The Blue Man: Expository Essay

The chair he is sitting in is also cobalt. Deep, royal, it melts like an ice cube on my tongue, cooling the visceral heat of the painting. The chair’s stripes are prison bars, and the subject is trapped. Locked in the frame, in the idea of himself he tries to portray to the world. A constant battle against his melancholy nature, a societal obligation to display confidence and ease. Yet he blends into the chair, and once more he becomes evanescent. I hold my breath. He is still there.

I look to his hands, his face, and it is now clear they are the most polished part of the painting. It is as if the painter wanted to add more nuance to the focal points of human communication, adding layer upon layer of paint… Or perhaps so many beiges, browns and greens show an inner turmoil, all his emotions coming up to his skin like a blush. Uncertainty? Anger? Fear? None of these? We can only guess. All we know is that there is a life beyond the painting.

My first encounter with Alice Neel’s The Arab was laced with curiosity. How could a man be at once so open and so closed? By letting her subjects choose their own pose, Neel gave them room to live in her paintings. Thus, his psyche also shines through his bipolar stance: one arm relaxed, one brow furrowed, shirt open, legs closed. In a public context, these details would have gone unnoticed, but because of the nature of the painted portrait, I sat for over thirty minutes gradually getting past the wall of apparent confidence The Arab was projecting.

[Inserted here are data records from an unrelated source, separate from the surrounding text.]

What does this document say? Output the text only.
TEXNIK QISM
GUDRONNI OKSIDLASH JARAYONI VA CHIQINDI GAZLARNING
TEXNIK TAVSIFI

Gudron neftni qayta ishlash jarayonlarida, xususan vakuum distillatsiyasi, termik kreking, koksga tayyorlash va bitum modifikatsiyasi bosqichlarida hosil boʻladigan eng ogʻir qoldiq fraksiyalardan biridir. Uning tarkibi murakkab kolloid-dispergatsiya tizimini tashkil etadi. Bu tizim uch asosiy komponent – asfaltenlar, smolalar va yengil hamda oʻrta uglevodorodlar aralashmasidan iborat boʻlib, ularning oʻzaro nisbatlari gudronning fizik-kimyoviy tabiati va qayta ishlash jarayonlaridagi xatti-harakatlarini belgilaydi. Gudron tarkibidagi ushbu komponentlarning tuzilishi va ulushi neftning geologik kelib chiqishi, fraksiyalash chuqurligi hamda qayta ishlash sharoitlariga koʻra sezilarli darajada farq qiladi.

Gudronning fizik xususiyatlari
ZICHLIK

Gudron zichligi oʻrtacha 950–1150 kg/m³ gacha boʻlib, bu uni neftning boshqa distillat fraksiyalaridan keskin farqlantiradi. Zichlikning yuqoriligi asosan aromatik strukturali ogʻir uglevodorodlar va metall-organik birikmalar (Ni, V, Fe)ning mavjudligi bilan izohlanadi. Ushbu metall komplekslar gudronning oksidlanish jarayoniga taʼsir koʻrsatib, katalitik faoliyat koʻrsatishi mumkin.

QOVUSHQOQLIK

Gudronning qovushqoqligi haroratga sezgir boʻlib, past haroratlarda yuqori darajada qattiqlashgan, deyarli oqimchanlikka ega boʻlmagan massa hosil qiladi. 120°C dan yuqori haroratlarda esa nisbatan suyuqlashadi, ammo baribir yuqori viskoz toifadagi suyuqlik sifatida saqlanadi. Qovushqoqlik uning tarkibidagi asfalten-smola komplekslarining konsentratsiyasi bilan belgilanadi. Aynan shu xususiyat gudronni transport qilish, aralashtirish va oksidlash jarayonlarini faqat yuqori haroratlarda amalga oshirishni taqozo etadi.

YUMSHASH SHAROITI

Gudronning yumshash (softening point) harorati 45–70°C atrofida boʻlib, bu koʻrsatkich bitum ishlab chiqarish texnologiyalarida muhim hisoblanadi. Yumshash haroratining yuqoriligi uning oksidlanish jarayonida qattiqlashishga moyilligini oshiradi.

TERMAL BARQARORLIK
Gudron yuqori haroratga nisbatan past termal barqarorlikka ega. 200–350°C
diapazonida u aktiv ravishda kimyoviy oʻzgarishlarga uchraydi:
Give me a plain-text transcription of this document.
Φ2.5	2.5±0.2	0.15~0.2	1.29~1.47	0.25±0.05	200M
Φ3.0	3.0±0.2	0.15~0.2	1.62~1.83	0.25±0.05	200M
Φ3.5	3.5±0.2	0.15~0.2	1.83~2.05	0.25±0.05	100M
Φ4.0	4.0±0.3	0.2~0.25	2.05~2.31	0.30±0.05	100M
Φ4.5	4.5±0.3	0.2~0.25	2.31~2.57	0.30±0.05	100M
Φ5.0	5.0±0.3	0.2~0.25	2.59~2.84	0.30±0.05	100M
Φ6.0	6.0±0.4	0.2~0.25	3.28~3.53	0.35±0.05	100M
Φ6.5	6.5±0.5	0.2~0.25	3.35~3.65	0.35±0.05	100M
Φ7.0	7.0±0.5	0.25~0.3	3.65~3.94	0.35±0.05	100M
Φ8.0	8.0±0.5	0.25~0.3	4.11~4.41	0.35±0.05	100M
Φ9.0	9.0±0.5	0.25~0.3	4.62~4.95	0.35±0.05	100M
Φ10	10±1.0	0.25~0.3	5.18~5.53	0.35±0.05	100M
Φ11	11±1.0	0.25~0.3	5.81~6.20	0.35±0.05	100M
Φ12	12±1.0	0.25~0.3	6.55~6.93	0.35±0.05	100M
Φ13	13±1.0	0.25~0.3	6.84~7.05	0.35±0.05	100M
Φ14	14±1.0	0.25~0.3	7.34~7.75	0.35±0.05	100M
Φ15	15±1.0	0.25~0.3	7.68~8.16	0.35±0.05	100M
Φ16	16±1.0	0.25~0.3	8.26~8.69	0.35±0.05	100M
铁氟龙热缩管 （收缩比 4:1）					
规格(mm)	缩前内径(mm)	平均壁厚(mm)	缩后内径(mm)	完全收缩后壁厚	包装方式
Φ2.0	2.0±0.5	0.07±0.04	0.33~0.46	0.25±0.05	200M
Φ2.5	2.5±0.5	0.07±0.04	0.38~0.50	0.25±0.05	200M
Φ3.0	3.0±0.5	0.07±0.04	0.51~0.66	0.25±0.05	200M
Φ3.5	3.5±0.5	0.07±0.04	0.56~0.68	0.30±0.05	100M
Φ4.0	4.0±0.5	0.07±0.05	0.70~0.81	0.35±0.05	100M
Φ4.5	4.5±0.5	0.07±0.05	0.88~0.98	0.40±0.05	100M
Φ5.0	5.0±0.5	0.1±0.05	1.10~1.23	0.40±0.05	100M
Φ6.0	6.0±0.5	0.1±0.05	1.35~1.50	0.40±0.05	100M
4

I then began to notice the cobalt blue lining his silhouette, in his hair and clothes, like a ghost of his inner melancholy. It was a conscious decision on the part of Alice Neel to show how this projected confidence was tinged with inner sadness. Judging by his clothing choices (fashionable boot-cut jeans and bomber jacket), The Arab was very much aware of his appearance. In a “boys don’t cry, man up!” world of hegemonic masculinity, where men were expected to interiorize their emotions, it is only natural to find these same behaviors in The Arab, a reflection of his time.

However, we cannot force a political narrative on Alice Neel’s paintings. While she spoke openly about including African American and Hispanic minorities in her portrait gallery, she has never made any reference to Arabs. Perhaps it was just a missing piece to her pictorial anthology of Zeitgeist portraits, a minority she had no yet painted. Or it was simply a friend or acquaintance she found interesting who insisted she title the painting thus. Sadly, there are no records available on this often-overlooked painting that immediately caught my eye in the Cantor art collection of Stanford.

When looking into The Arab’s eyes, echoes of a conflicted soul, it is clear that intimacy is key in the effect of the painting. It serves two purposes, and the first is to create a relationship between the sitter and the viewer, where The Arab’s psyche gradually reveals itself to us. This is what makes the painting a metaphor of the subject’s character; without this connection with The Arab I would not have been compelled to look at him for as long as I did, or want to understand him thus. The second purpose is political – through this connection, we become open to the potential message Alice Neel wishes to convey. The Arab is an equal, and suddenly we find ourselves questioning Arab stereotypes in the media.